For nearly 20 years I ran an executive search boutique working in financial services and family office recruitment, observing and advising senior candidates making changes, often under pressure and always at pivotal times in their careers. Some struggled, others thrived as they grappled with motivation, productivity, the question of "success", career ladders, their "story", their responsibilities and obligations - and often just with change itself.
RAH Partners was recognised for doing intelligent, painstaking and thoughtful work. Often during the briefing stages of a search, we found ourselves first and foremost coaching the client organisation, especially on what they should make explicit to incoming candidates. "Rules" which were unwritten, unspoken but which governed the behaviour and the culture of businesses - and which incoming executives needed to know. Client organisations were often either unaware or ill prepared to define and discuss these things.

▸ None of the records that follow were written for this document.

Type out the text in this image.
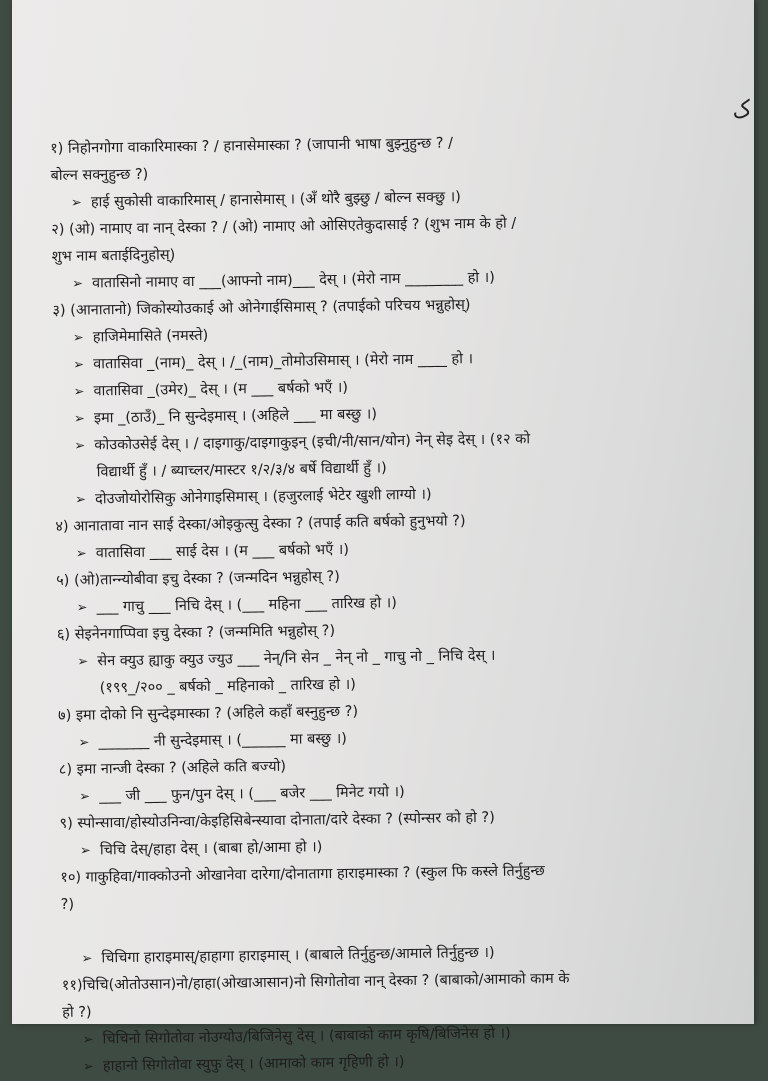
ک
१) निहोनगोगा वाकारिमास्का ? / हानासेमास्का ? (जापानी भाषा बुझ्नुहुन्छ ? /
बोल्न सक्नुहुन्छ ?)
➢ हाई सुकोसी वाकारिमास् / हानासेमास् । (अँ थोरै बुझ्छु / बोल्न सक्छु ।)
२) (ओ) नामाए वा नान् देस्का ? / (ओ) नामाए ओ ओसिएतेकुदासाई ? (शुभ नाम के हो /
शुभ नाम बताईदिनुहोस्)
➢ वातासिनो नामाए वा ___(आफ्नो नाम)___ देस् । (मेरो नाम ________ हो ।)
३) (आनातानो) जिकोस्योउकाई ओ ओनेगाईसिमास् ? (तपाईको परिचय भन्नुहोस्)
➢ हाजिमेमासिते (नमस्ते)
➢ वातासिवा _(नाम)_ देस् । /_(नाम)_तोमोउसिमास् । (मेरो नाम ____ हो ।
➢ वातासिवा _(उमेर)_ देस् । (म ___ बर्षको भएँ ।)
➢ इमा _(ठाउँ)_ नि सुन्देइमास् । (अहिले ___ मा बस्छु ।)
➢ कोउकोउसेई देस् । / दाइगाकु/दाइगाकुइन् (इची/नी/सान/योन) नेन् सेइ देस् । (१२ को
विद्यार्थी हुँ । / ब्याच्लर/मास्टर १/२/३/४ बर्षे विद्यार्थी हुँ ।)
➢ दोउजोयोरोसिकु ओनेगाइसिमास् । (हजुरलाई भेटेर खुशी लाग्यो ।)
४) आनातावा नान साई देस्का/ओइकुत्सु देस्का ? (तपाई कति बर्षको हुनुभयो ?)
➢ वातासिवा ___ साई देस । (म ___ बर्षको भएँ ।)
५) (ओ)तान्न्योबीवा इचु देस्का ? (जन्मदिन भन्नुहोस् ?)
➢ ___ गाचु ___ निचि देस् । (___ महिना ___ तारिख हो ।)
६) सेइनेनगाप्पिवा इचु देस्का ? (जन्ममिति भन्नुहोस् ?)
➢ सेन क्युउ ह्याकु क्युउ ज्युउ ___ नेन्/नि सेन _ नेन् नो _ गाचु नो _ निचि देस् ।
(१९९_/२०० _ बर्षको _ महिनाको _ तारिख हो ।)
७) इमा दोको नि सुन्देइमास्का ? (अहिले कहाँ बस्नुहुन्छ ?)
➢ _______ नी सुन्देइमास् । (______ मा बस्छु ।)
८) इमा नान्जी देस्का ? (अहिले कति बज्यो)
➢ ___ जी ___ फुन/पुन देस् । (___ बजेर ___ मिनेट गयो ।)
९) स्पोन्सावा/होस्योउनिन्वा/केइहिसिबेन्स्यावा दोनाता/दारे देस्का ? (स्पोन्सर को हो ?)
➢ चिचि देस्/हाहा देस् । (बाबा हो/आमा हो ।)
१०) गाकुहिवा/गाक्कोउनो ओखानेवा दारेगा/दोनातागा हाराइमास्का ? (स्कुल फि कस्ले तिर्नुहुन्छ
?)

➢ चिचिगा हाराइमास्/हाहागा हाराइमास् । (बाबाले तिर्नुहुन्छ/आमाले तिर्नुहुन्छ ।)
११)चिचि(ओतोउसान)नो/हाहा(ओखाआसान)नो सिगोतोवा नान् देस्का ? (बाबाको/आमाको काम के
हो ?)
➢ चिचिनो सिगोतोवा नोउग्योउ/बिजिनेसु देस् । (बाबाको काम कृषि/बिजिनेस हो ।)
➢ हाहानो सिगोतोवा स्युफु देस् । (आमाको काम गृहिणी हो ।)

Working with clients in this way ignited an interest in organisational culture and the role of leaders' behaviour in informing culture. Coaching leaders and teams was a natural evolution; the hard thinking that needs to be done some time before a hiring decision is taken - and which first works to analyse and optimise the situation as it is, is fascinating.
A first port of call was to train at the Tavistock Institute, where I experienced the deeply transformational power of both coaching and psychotherapy. My personal and professional life was changed beyond measure. Many hours of coaching later, led to the Meyler Campbell Mastered course and the learning, privilege and fun of being supervised by two brilliant people - the founder of Meyler Campbell and author of the FT Guide to Business Coaching, Anne Scoular, and business coach Saverio Grazioli- Venier - later adding group coaching dynamics and family business advisory training with the Kets de Vries Institute.
My early education was culturally very rich in a Welsh speaking state school in North Wales - Ysgol Morgan Llwyd - then via an open scholarship to UWC Atlantic College and then Cambridge University (English Literature, Fitzwilliam). Non work activities include the Council of the Hay on Wye Festival, the External Affairs Committee of UWC Atlantic College and advising the Dalai Lama Centre for Compassion. Also, swimming in the Serpentine since more than 25 years and being a Director of Cool Bananas, a Zambia-based family agri-business.